The carriers are pushing for more latitude to move into businesses that take advantage of the Postal Service’s network of mail routes, like offering banking services in rural post offices.

Since its founding in 1775 as the United States Post Office, with Benjamin Franklin as the original postmaster general, the Postal Service has focused mainly on one thing: delivering the mail. But mail volume, particularly fist-class mail, has dropped sharply, to 168 billion pieces last year from a peak of 213 billion in 2006, because of vast changes in the way Americans communicate, move money and even buy books and music.

The stagnant economy also has not helped. Pessimistic projections put the volume at 118 billion by 2020.

As a result, the service is losing a staggering $36 million a day, after having generated an annual profit as recently as 2006. Because of a Congressional mandate, the service has to pay $5.5 billion annually into a fund for its future retirees, which has added $20 billion in debt since 2007.

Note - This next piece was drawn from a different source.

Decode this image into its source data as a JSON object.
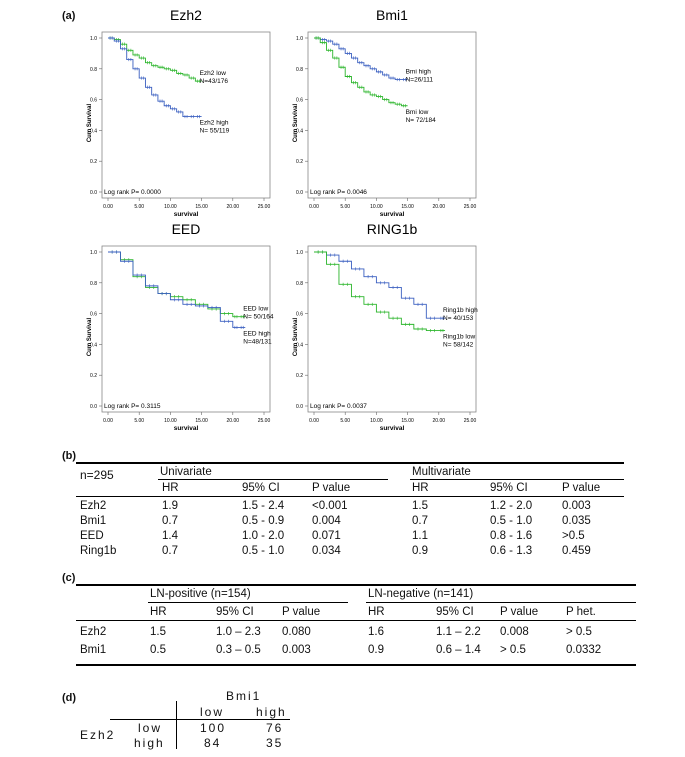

The Postal Service is the only federal agency that pre-finances its future retiree health obligations, though the bill would restructure the benefit plan by stretching out the payments over 40 years.

Faced with declining revenue, the Postal Service is asking Congress to allow it to close more than 3,700 post offices and 250 processing centers, and to eliminate Saturday delivery of mail.

In other countries, post offices double as banks or sell insurance or cellphones. In the United States, Congress has barred the Postal Service from entering many of these areas. In the 1990s, forecasting a decline in first-class mail, the Postal Service tried several nonmail products, like phone cards, money transfers and e-mail accounts. But Congress said the ventures created unfair competition for the private sector and did not seem to make much money.

Companies like U.P.S. also objected. According to a 2000 report on the Postal Service’s e-commerce activities by the Government Accountability Office, U.P.S.’s position was that “a government monopoly should not be allowed to use the benefits of its government standing to attack the private sector.” In 2006, Congress restricted nonpostal activities and told the agency to stick with delivering the mail.

Even so, in 2008, the agency tried to raise additional revenue by selling postal meter cartridges to corporations, branded with its logo. But the plan was shelved after Pitney Bowes, a major supplier of ink cartridges, appealed to postal regulators who answer to Congress, saying that the service would cause “immediate harm” to its business.

The Postal Service said that such restrictions might have cost the agency billions. A 2010 report from the Postal Service’s inspector general said introducing 10 new products like secure e-mail, electronic bill payment and even some banking services could add $9.7 billion annually to Postal Service revenue, which was $66 billion in 2011. But over half of those products would require a change in legislation.

Lawmakers like Senator Susan Collins, Republican of Maine, a co-sponsor of the postal reform bill, support limited changes that would allow the agency to increase revenue, like allowing it to sell hunting and fishing licenses and to lease space in its offices to businesses.

Ms. Collins does not support the Postal Service offering a broader array of services like banking. The agency did offer banking services between 1911 and 1967, aimed at immigrants who were used to using post offices to deposit money and at people who had lost confidence in the banks.

Missteps by the agency have also harmed its ability to enter new areas of business. Audits by the Government Accountability Office show that the agency lost millions in offering electronic commerce services, like money transfers, because the products were poorly marketed.

Art Sackler, chairman of the Coalition for a 21st Century Postal Service, a mailing industry group that includes companies like FedEx, said the Postal Service should stick to its core mission. “They haven’t had a good track record when it comes to developing new lines of business,” he said.